Aerodigestive Complexity Score

HM Horita et al. J Pediatr 2023; 261: 113549. Open Access! Development of a Medical Complexity Score for Pediatric Aerodigestive Patients

Methods: The authors in this study developed a 7-point medical complexity score .  One point was assigned for each comorbid diagnosis in the following categories: airway anomaly, neurologic, cardiac, respiratory, gastrointestinal, genetic diagnoses, and prematurity. A retrospective chart review was conducted of patients (n=234) seen in the aerodigestive clinic who had ≥2 visits between 2017 and 2021. 

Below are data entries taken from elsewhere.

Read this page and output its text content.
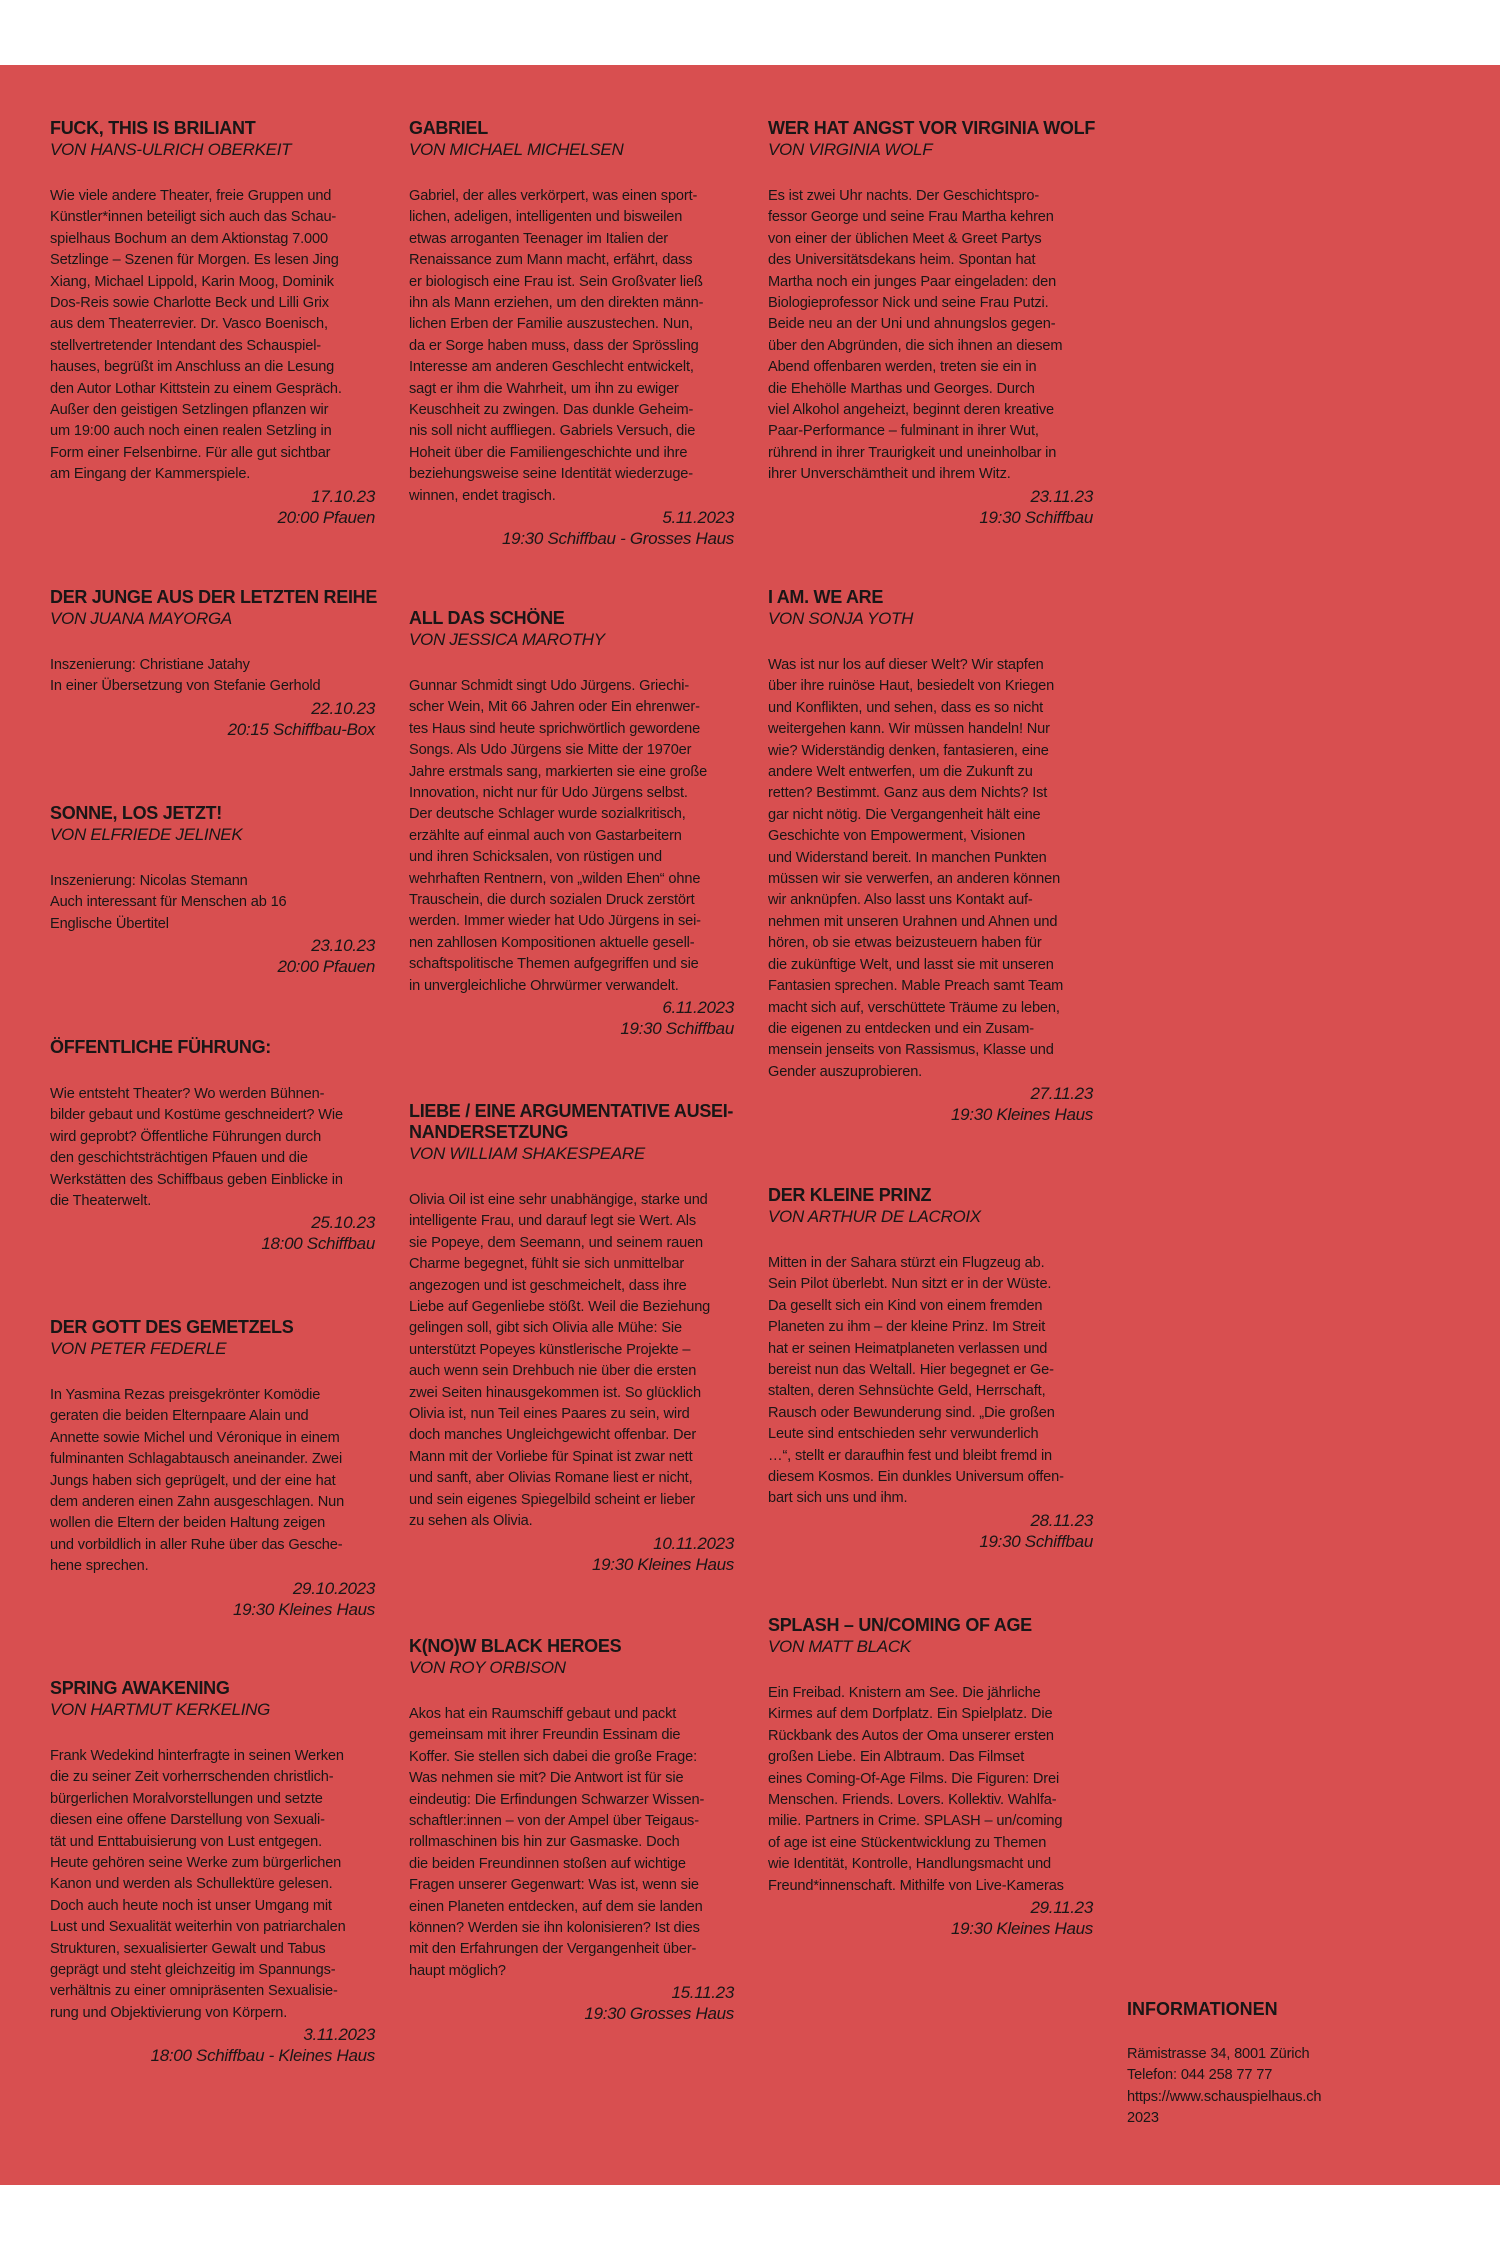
FUCK, THIS IS BRILIANT

VON HANS-ULRICH OBERKEIT

Wie viele andere Theater, freie Gruppen und
Künstler*innen beteiligt sich auch das Schau-
spielhaus Bochum an dem Aktionstag 7.000
Setzlinge – Szenen für Morgen. Es lesen Jing
Xiang, Michael Lippold, Karin Moog, Dominik
Dos-Reis sowie Charlotte Beck und Lilli Grix
aus dem Theaterrevier. Dr. Vasco Boenisch,
stellvertretender Intendant des Schauspiel-
hauses, begrüßt im Anschluss an die Lesung
den Autor Lothar Kittstein zu einem Gespräch.
Außer den geistigen Setzlingen pflanzen wir
um 19:00 auch noch einen realen Setzling in
Form einer Felsenbirne. Für alle gut sichtbar
am Eingang der Kammerspiele.

17.10.23
20:00 Pfauen

DER JUNGE AUS DER LETZTEN REIHE

VON JUANA MAYORGA

Inszenierung: Christiane Jatahy
In einer Übersetzung von Stefanie Gerhold

22.10.23
20:15 Schiffbau-Box

SONNE, LOS JETZT!

VON ELFRIEDE JELINEK

Inszenierung: Nicolas Stemann
Auch interessant für Menschen ab 16
Englische Übertitel

23.10.23
20:00 Pfauen

ÖFFENTLICHE FÜHRUNG:

Wie entsteht Theater? Wo werden Bühnen-
bilder gebaut und Kostüme geschneidert? Wie
wird geprobt? Öffentliche Führungen durch
den geschichtsträchtigen Pfauen und die
Werkstätten des Schiffbaus geben Einblicke in
die Theaterwelt.

25.10.23
18:00 Schiffbau

DER GOTT DES GEMETZELS

VON PETER FEDERLE

In Yasmina Rezas preisgekrönter Komödie
geraten die beiden Elternpaare Alain und
Annette sowie Michel und Véronique in einem
fulminanten Schlagabtausch aneinander. Zwei
Jungs haben sich geprügelt, und der eine hat
dem anderen einen Zahn ausgeschlagen. Nun
wollen die Eltern der beiden Haltung zeigen
und vorbildlich in aller Ruhe über das Gesche-
hene sprechen.

29.10.2023
19:30 Kleines Haus

SPRING AWAKENING

VON HARTMUT KERKELING

Frank Wedekind hinterfragte in seinen Werken
die zu seiner Zeit vorherrschenden christlich-
bürgerlichen Moralvorstellungen und setzte
diesen eine offene Darstellung von Sexuali-
tät und Enttabuisierung von Lust entgegen.
Heute gehören seine Werke zum bürgerlichen
Kanon und werden als Schullektüre gelesen.
Doch auch heute noch ist unser Umgang mit
Lust und Sexualität weiterhin von patriarchalen
Strukturen, sexualisierter Gewalt und Tabus
geprägt und steht gleichzeitig im Spannungs-
verhältnis zu einer omnipräsenten Sexualisie-
rung und Objektivierung von Körpern.

3.11.2023
18:00 Schiffbau - Kleines Haus

GABRIEL

VON MICHAEL MICHELSEN

Gabriel, der alles verkörpert, was einen sport-
lichen, adeligen, intelligenten und bisweilen
etwas arroganten Teenager im Italien der
Renaissance zum Mann macht, erfährt, dass
er biologisch eine Frau ist. Sein Großvater ließ
ihn als Mann erziehen, um den direkten männ-
lichen Erben der Familie auszustechen. Nun,
da er Sorge haben muss, dass der Sprössling
Interesse am anderen Geschlecht entwickelt,
sagt er ihm die Wahrheit, um ihn zu ewiger
Keuschheit zu zwingen. Das dunkle Geheim-
nis soll nicht auffliegen. Gabriels Versuch, die
Hoheit über die Familiengeschichte und ihre
beziehungsweise seine Identität wiederzuge-
winnen, endet tragisch.

5.11.2023
19:30 Schiffbau - Grosses Haus

ALL DAS SCHÖNE

VON JESSICA MAROTHY

Gunnar Schmidt singt Udo Jürgens. Griechi-
scher Wein, Mit 66 Jahren oder Ein ehrenwer-
tes Haus sind heute sprichwörtlich gewordene
Songs. Als Udo Jürgens sie Mitte der 1970er
Jahre erstmals sang, markierten sie eine große
Innovation, nicht nur für Udo Jürgens selbst.
Der deutsche Schlager wurde sozialkritisch,
erzählte auf einmal auch von Gastarbeitern
und ihren Schicksalen, von rüstigen und
wehrhaften Rentnern, von „wilden Ehen“ ohne
Trauschein, die durch sozialen Druck zerstört
werden. Immer wieder hat Udo Jürgens in sei-
nen zahllosen Kompositionen aktuelle gesell-
schaftspolitische Themen aufgegriffen und sie
in unvergleichliche Ohrwürmer verwandelt.

6.11.2023
19:30 Schiffbau

LIEBE / EINE ARGUMENTATIVE AUSEI-
NANDERSETZUNG

VON WILLIAM SHAKESPEARE

Olivia Oil ist eine sehr unabhängige, starke und
intelligente Frau, und darauf legt sie Wert. Als
sie Popeye, dem Seemann, und seinem rauen
Charme begegnet, fühlt sie sich unmittelbar
angezogen und ist geschmeichelt, dass ihre
Liebe auf Gegenliebe stößt. Weil die Beziehung
gelingen soll, gibt sich Olivia alle Mühe: Sie
unterstützt Popeyes künstlerische Projekte –
auch wenn sein Drehbuch nie über die ersten
zwei Seiten hinausgekommen ist. So glücklich
Olivia ist, nun Teil eines Paares zu sein, wird
doch manches Ungleichgewicht offenbar. Der
Mann mit der Vorliebe für Spinat ist zwar nett
und sanft, aber Olivias Romane liest er nicht,
und sein eigenes Spiegelbild scheint er lieber
zu sehen als Olivia.

10.11.2023
19:30 Kleines Haus

K(NO)W BLACK HEROES

VON ROY ORBISON

Akos hat ein Raumschiff gebaut und packt
gemeinsam mit ihrer Freundin Essinam die
Koffer. Sie stellen sich dabei die große Frage:
Was nehmen sie mit? Die Antwort ist für sie
eindeutig: Die Erfindungen Schwarzer Wissen-
schaftler:innen – von der Ampel über Teigaus-
rollmaschinen bis hin zur Gasmaske. Doch
die beiden Freundinnen stoßen auf wichtige
Fragen unserer Gegenwart: Was ist, wenn sie
einen Planeten entdecken, auf dem sie landen
können? Werden sie ihn kolonisieren? Ist dies
mit den Erfahrungen der Vergangenheit über-
haupt möglich?

15.11.23
19:30 Grosses Haus

WER HAT ANGST VOR VIRGINIA WOLF

VON VIRGINIA WOLF

Es ist zwei Uhr nachts. Der Geschichtspro-
fessor George und seine Frau Martha kehren
von einer der üblichen Meet & Greet Partys
des Universitätsdekans heim. Spontan hat
Martha noch ein junges Paar eingeladen: den
Biologieprofessor Nick und seine Frau Putzi.
Beide neu an der Uni und ahnungslos gegen-
über den Abgründen, die sich ihnen an diesem
Abend offenbaren werden, treten sie ein in
die Ehehölle Marthas und Georges. Durch
viel Alkohol angeheizt, beginnt deren kreative
Paar-Performance – fulminant in ihrer Wut,
rührend in ihrer Traurigkeit und uneinholbar in
ihrer Unverschämtheit und ihrem Witz.

23.11.23
19:30 Schiffbau

I AM. WE ARE

VON SONJA YOTH

Was ist nur los auf dieser Welt? Wir stapfen
über ihre ruinöse Haut, besiedelt von Kriegen
und Konflikten, und sehen, dass es so nicht
weitergehen kann. Wir müssen handeln! Nur
wie? Widerständig denken, fantasieren, eine
andere Welt entwerfen, um die Zukunft zu
retten? Bestimmt. Ganz aus dem Nichts? Ist
gar nicht nötig. Die Vergangenheit hält eine
Geschichte von Empowerment, Visionen
und Widerstand bereit. In manchen Punkten
müssen wir sie verwerfen, an anderen können
wir anknüpfen. Also lasst uns Kontakt auf-
nehmen mit unseren Urahnen und Ahnen und
hören, ob sie etwas beizusteuern haben für
die zukünftige Welt, und lasst sie mit unseren
Fantasien sprechen. Mable Preach samt Team
macht sich auf, verschüttete Träume zu leben,
die eigenen zu entdecken und ein Zusam-
mensein jenseits von Rassismus, Klasse und
Gender auszuprobieren.

27.11.23
19:30 Kleines Haus

DER KLEINE PRINZ

VON ARTHUR DE LACROIX

Mitten in der Sahara stürzt ein Flugzeug ab.
Sein Pilot überlebt. Nun sitzt er in der Wüste.
Da gesellt sich ein Kind von einem fremden
Planeten zu ihm – der kleine Prinz. Im Streit
hat er seinen Heimatplaneten verlassen und
bereist nun das Weltall. Hier begegnet er Ge-
stalten, deren Sehnsüchte Geld, Herrschaft,
Rausch oder Bewunderung sind. „Die großen
Leute sind entschieden sehr verwunderlich
…“, stellt er daraufhin fest und bleibt fremd in
diesem Kosmos. Ein dunkles Universum offen-
bart sich uns und ihm.

28.11.23
19:30 Schiffbau

SPLASH – UN/COMING OF AGE

VON MATT BLACK

Ein Freibad. Knistern am See. Die jährliche
Kirmes auf dem Dorfplatz. Ein Spielplatz. Die
Rückbank des Autos der Oma unserer ersten
großen Liebe. Ein Albtraum. Das Filmset
eines Coming-Of-Age Films. Die Figuren: Drei
Menschen. Friends. Lovers. Kollektiv. Wahlfa-
milie. Partners in Crime. SPLASH – un/coming
of age ist eine Stückentwicklung zu Themen
wie Identität, Kontrolle, Handlungsmacht und
Freund*innenschaft. Mithilfe von Live-Kameras

29.11.23
19:30 Kleines Haus

INFORMATIONEN

Rämistrasse 34, 8001 Zürich
Telefon: 044 258 77 77
https://www.schauspielhaus.ch
2023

Improvements were followed in the Functional Oral Intake Scale (FOIS)–assigned by aerodigestive feeding therapists.6 The FOIS scale is as follows:

  • 1 = Nothing by mouth
  • 2 = Tube-dependent with minimal attempts of food or liquids (<10%)
  • 3 = Tube-dependent with consistent oral intake of food or liquids
  • 4 = Total oral diet of a single consistency
  • 5 = Total oral diet with multiple consistencies, but requiring special preparations or compensations
  • 6 = Total oral diet with multiple consistencies without special preparation, but with specific food limitations
  • 7 = Total oral diet with no restriction, or <12 months of age on age-appropriate diet

Key findings:

  • At presentation, 69.5% were not at unrestricted age-appropriate diet; 22.7% of the cohort (n = 53) were completely tube dependent
  • There were 165 patients who were not at unrestricted total age-appropriate oral diet at presentation, and the majority (54% [n = 90]) showed improvement in their FOIS scores after aerodigestive team intervention.
  • “For each 1-unit increase in complexity score, there was a 33% decrease in the odds of improvement in FOIS scores (OR, 0.66; 95% CI, 0.51-0.84; P = .001);” however, only neurological comorbidity (OR, 0.26; 95% CI, 0.13-0.53; P < .001) and airway anomaly (OR, 0.35; 95% CI, 0.15-0.79; P = .01) were significantly associated with decreased likelihood to progress in feeding based on FOIS scores
  • Of the 125 patients who were tube fed at initial presentation, 20% (n = 25) were able to achieve full oral feeding after intervention

My take: While the complexity score did correlate with likelihood of progressing with oral feedings, it appears that this score is unnecessary as likelihood of progressing is mainly related to two factors: neurological comorbidities and airway anomalies.